Can you avoid paying tax? Unless you’ve been living under a rock for the last few decades, then you’d know that the answer is a definitive No.
Unfortunately, taxes are inescapable.
However, you can indeed reduce the impact of taxes by filing an ITR (Income Tax Return) every year. Even if you have invested the money or have paid big amount against insurance, travel or loans, it is time to strike a note at the year to flesh out the deductions and thereby reduce the tax burden on you.
Do you hear the Imperial March in the back of your mind while thinking of tax season?
But, fast forward — past the commotion of compiling your paperwork, having your nose to the grindstone to keep your heart beat lower when you check that things are in order thrice — to the point of time when you, once in a year, receive reprieve in the form of income tax refund from the government.
In the past years, a tremendous number of income tax filers have received a tax refund merely by filing an Income Tax Return.

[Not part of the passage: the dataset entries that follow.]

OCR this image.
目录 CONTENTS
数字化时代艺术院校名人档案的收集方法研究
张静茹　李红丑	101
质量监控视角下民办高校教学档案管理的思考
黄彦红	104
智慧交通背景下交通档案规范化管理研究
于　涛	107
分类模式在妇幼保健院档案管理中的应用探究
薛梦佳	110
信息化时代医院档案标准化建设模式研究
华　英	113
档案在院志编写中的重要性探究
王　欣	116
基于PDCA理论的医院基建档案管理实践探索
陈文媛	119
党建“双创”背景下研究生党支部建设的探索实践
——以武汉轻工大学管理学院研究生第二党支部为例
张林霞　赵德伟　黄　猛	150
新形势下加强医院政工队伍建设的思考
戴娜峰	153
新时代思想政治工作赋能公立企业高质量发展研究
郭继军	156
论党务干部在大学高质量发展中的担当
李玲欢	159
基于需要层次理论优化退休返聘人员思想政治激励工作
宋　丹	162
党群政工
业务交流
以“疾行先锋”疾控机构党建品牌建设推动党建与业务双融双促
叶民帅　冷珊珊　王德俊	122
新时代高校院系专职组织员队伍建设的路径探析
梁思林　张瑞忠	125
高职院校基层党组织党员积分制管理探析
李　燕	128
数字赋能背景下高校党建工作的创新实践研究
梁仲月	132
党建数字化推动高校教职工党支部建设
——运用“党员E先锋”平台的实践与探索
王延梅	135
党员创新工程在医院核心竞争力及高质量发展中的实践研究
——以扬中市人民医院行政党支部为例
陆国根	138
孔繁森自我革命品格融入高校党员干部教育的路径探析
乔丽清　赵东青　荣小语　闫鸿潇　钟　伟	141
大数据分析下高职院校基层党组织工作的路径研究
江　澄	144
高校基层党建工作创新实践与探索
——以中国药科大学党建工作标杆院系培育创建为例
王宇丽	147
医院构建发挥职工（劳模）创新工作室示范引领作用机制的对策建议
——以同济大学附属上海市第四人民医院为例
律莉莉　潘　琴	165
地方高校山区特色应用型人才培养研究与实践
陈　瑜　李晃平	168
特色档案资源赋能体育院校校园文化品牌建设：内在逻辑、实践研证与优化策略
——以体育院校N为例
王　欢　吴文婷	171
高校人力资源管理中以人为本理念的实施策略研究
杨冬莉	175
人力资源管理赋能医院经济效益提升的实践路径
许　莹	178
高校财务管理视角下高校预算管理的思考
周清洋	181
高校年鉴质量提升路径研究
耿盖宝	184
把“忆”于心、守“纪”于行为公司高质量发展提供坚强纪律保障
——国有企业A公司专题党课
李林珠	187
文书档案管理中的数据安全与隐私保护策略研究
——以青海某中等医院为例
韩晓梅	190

Now that you’ve got a lump of cash, what should you do with it? That’s what we aim to find out in this article – now take a look at the 5 ways you can spend your income tax refund!
Faster is always better:
It is always suggested to get the IT refund directly transferred into your bank account. While visiting your tax preparer; make sure that you get your banking details and information like your bank IFSC code (you can use this handy tool to find your IFSC bank code), your bank account number etc. It is better to have your refund transferred directly as it is easy, quick and safer process than to receive a cheque.
Make it stay fresh:
In order to make your refund last, deposit it in a savings account, then arrange monthly transfers to your alternative account— you will have an additional amount of money every month. For instance, break the average of Rs. 3,000 into Rs. 250 each month. With this continuous flow of money, making payments of the bills will get an easy task.

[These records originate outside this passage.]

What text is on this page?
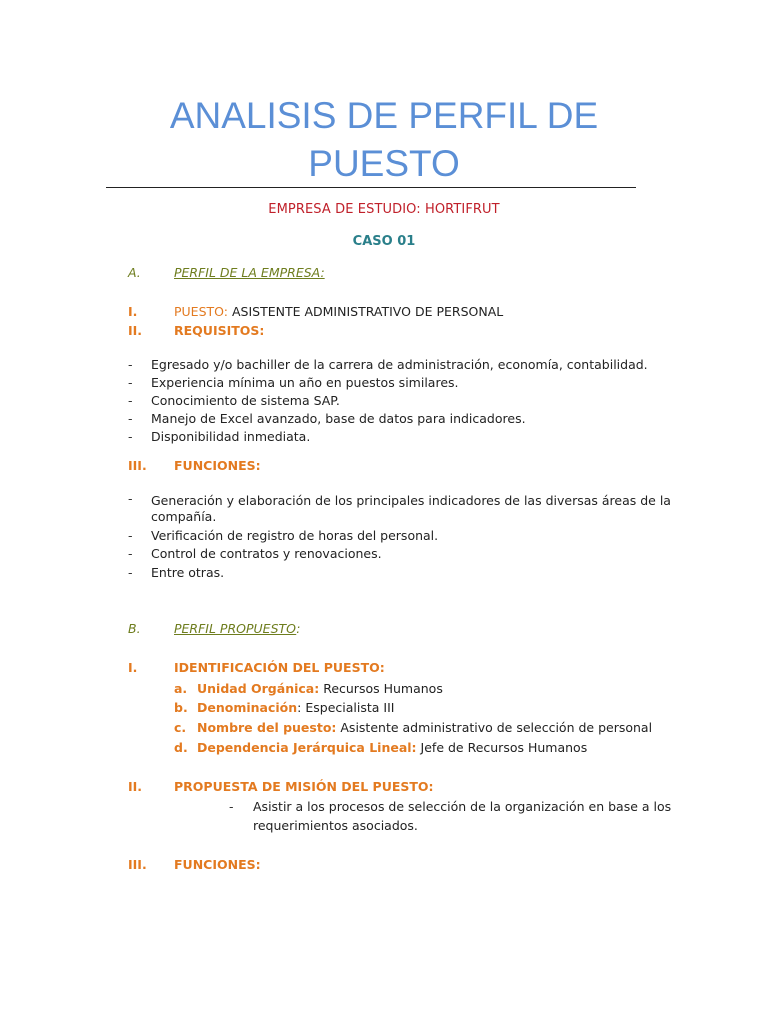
ANALISIS DE PERFIL DE
PUESTO
EMPRESA DE ESTUDIO: HORTIFRUT
CASO 01
A.	PERFIL DE LA EMPRESA:
I.	PUESTO: ASISTENTE ADMINISTRATIVO DE PERSONAL
II.	REQUISITOS:
- Egresado y/o bachiller de la carrera de administración, economía, contabilidad.
- Experiencia mínima un año en puestos similares.
- Conocimiento de sistema SAP.
- Manejo de Excel avanzado, base de datos para indicadores.
- Disponibilidad inmediata.
III. FUNCIONES:
- Generación y elaboración de los principales indicadores de las diversas áreas de la
compañía.
- Verificación de registro de horas del personal.
- Control de contratos y renovaciones.
- Entre otras.
B.	PERFIL PROPUESTO:
I.	IDENTIFICACIÓN DEL PUESTO:
a. Unidad Orgánica: Recursos Humanos
b. Denominación: Especialista III
c. Nombre del puesto: Asistente administrativo de selección de personal
d. Dependencia Jerárquica Lineal: Jefe de Recursos Humanos
II.	PROPUESTA DE MISIÓN DEL PUESTO:
- Asistir a los procesos de selección de la organización en base a los
requerimientos asociados.
III. FUNCIONES:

Put a Feather in your Cap:
You have worked hard, and yes, you deserve it! Be heedful of the financial situation, but do not get frightened of putting a portion of the income tax refund away for you. Here’s something worth celebrating over—make use of your income tax return status as the core to save for your most fervently assumed financial goals, such as your dream home, starting your own firm, or a magnificent vacation.
A Cut and Shuffle:
While rewarding yourself is definitely appealing, an income tax return is also a huge opportunity to make payments towards your mortgage, paying off long drawn-out debts, or finally beginning those emergency savings.

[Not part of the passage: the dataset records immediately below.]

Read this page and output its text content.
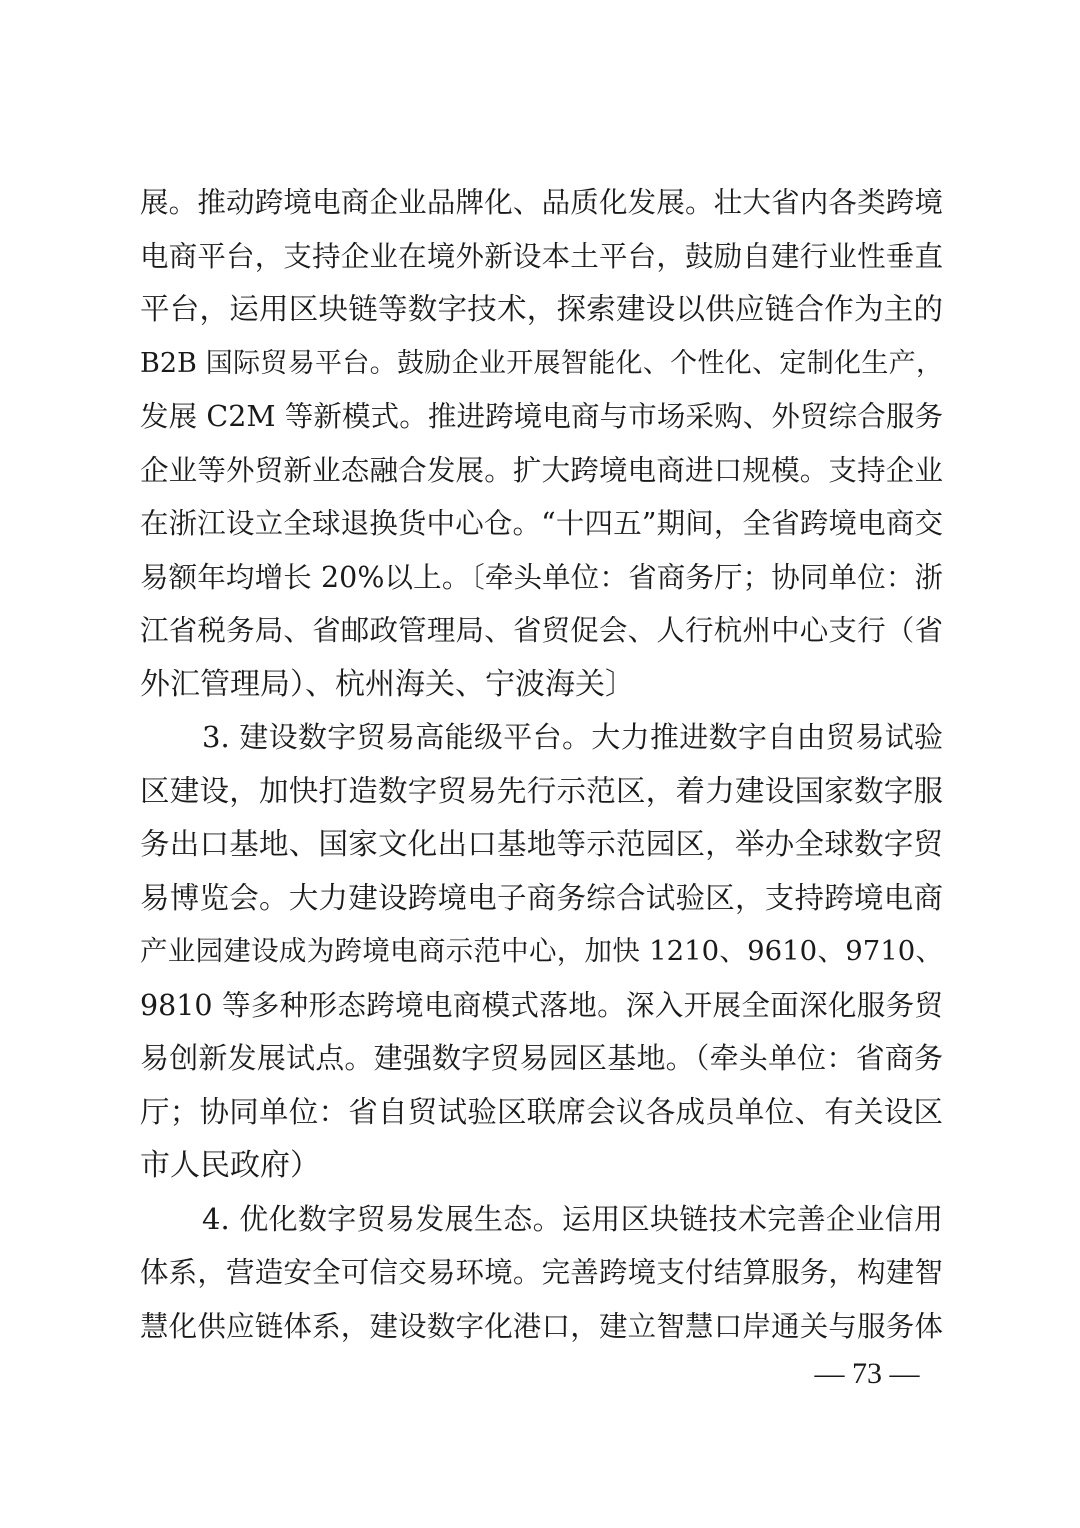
展。推动跨境电商企业品牌化、品质化发展。壮大省内各类跨境
电商平台，支持企业在境外新设本土平台，鼓励自建行业性垂直
平台，运用区块链等数字技术，探索建设以供应链合作为主的
B2B 国际贸易平台。鼓励企业开展智能化、个性化、定制化生产，
发展 C2M 等新模式。推进跨境电商与市场采购、外贸综合服务
企业等外贸新业态融合发展。扩大跨境电商进口规模。支持企业
在浙江设立全球退换货中心仓。“十四五”期间，全省跨境电商交
易额年均增长 20%以上。〔牵头单位：省商务厅；协同单位：浙
江省税务局、省邮政管理局、省贸促会、人行杭州中心支行（省
外汇管理局）、杭州海关、宁波海关〕
3. 建设数字贸易高能级平台。大力推进数字自由贸易试验
区建设，加快打造数字贸易先行示范区，着力建设国家数字服
务出口基地、国家文化出口基地等示范园区，举办全球数字贸
易博览会。大力建设跨境电子商务综合试验区，支持跨境电商
产业园建设成为跨境电商示范中心，加快 1210、9610、9710、
9810 等多种形态跨境电商模式落地。深入开展全面深化服务贸
易创新发展试点。建强数字贸易园区基地。（牵头单位：省商务
厅；协同单位：省自贸试验区联席会议各成员单位、有关设区
市人民政府）
4. 优化数字贸易发展生态。运用区块链技术完善企业信用
体系，营造安全可信交易环境。完善跨境支付结算服务，构建智
慧化供应链体系，建设数字化港口，建立智慧口岸通关与服务体
— 73 —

Step back and assess if you really need the things that you’re planning on spending on. Ask yourself, is there a wiser way to use the extra money lining your pockets? In my opinion, the best use of a tax refund is not to go and spend it all at once, but rather, use it to build a rainy day fund that can absorb small financial needs.
Double your Savings:
There are various options that you can take into consideration to assist you with the income tax refund:
- Contributions towards PPF
- EPF-Employer’s Provident Fund
- Home Loans
- HRA-House Rent Allowance
- Life and Health Insurance
Contributions towards PPF:
Investments made in the small saving tools begin from Rs. 500 up to Rs. 1.5 lakhs with an interest rate of 8 percent per annum.
Despite the fact that the lock-in period is 15 years, the withdrawal enjoys certain benefits, namely that the withdrawals, the investments, as well as the gains, are totally tax-free.
EPF-Employer’s Provident Fund:
The contributions made towards EPF by the employer are tax-free, and the contributions made by you are deductible u/s 80C of the Income Tax Act.
You can claim the total amount of PF that is deducted annually as deduction while calculating the total taxable income.
Hence, the lump sum withdrawal, the interest earned, and the money invested in your EPF after the specific period of time is exempted from income tax.
If you have taken a home loan and you have to repay the loan, then you can claim deductions against the repayment of the principal up to Rs. 1.5 lakhs u/s 80C.
HRA-House Rent Allowance:
You can also claim a deduction against the rent you pay, if you stay in a rented accommodation, basis HRA is a section of your salary.
Life and Health Insurance:
Investments you make towards life insurance can offer you a tax deduction up to Rs. 1.5 lakhs on the payment of premiums you make for your insurance coverage.
Payment of health insurance makes you eligible to claim a deduction up to Rs. 25,000 u/s 80D of the IT Act 1961.
Wrapping it up!
Do not wait until the last moment, to begin with, the preparation for taxes, as you will wish to give your tax advisor or yourself enough time to find the best credits, filing strategies and most deductions.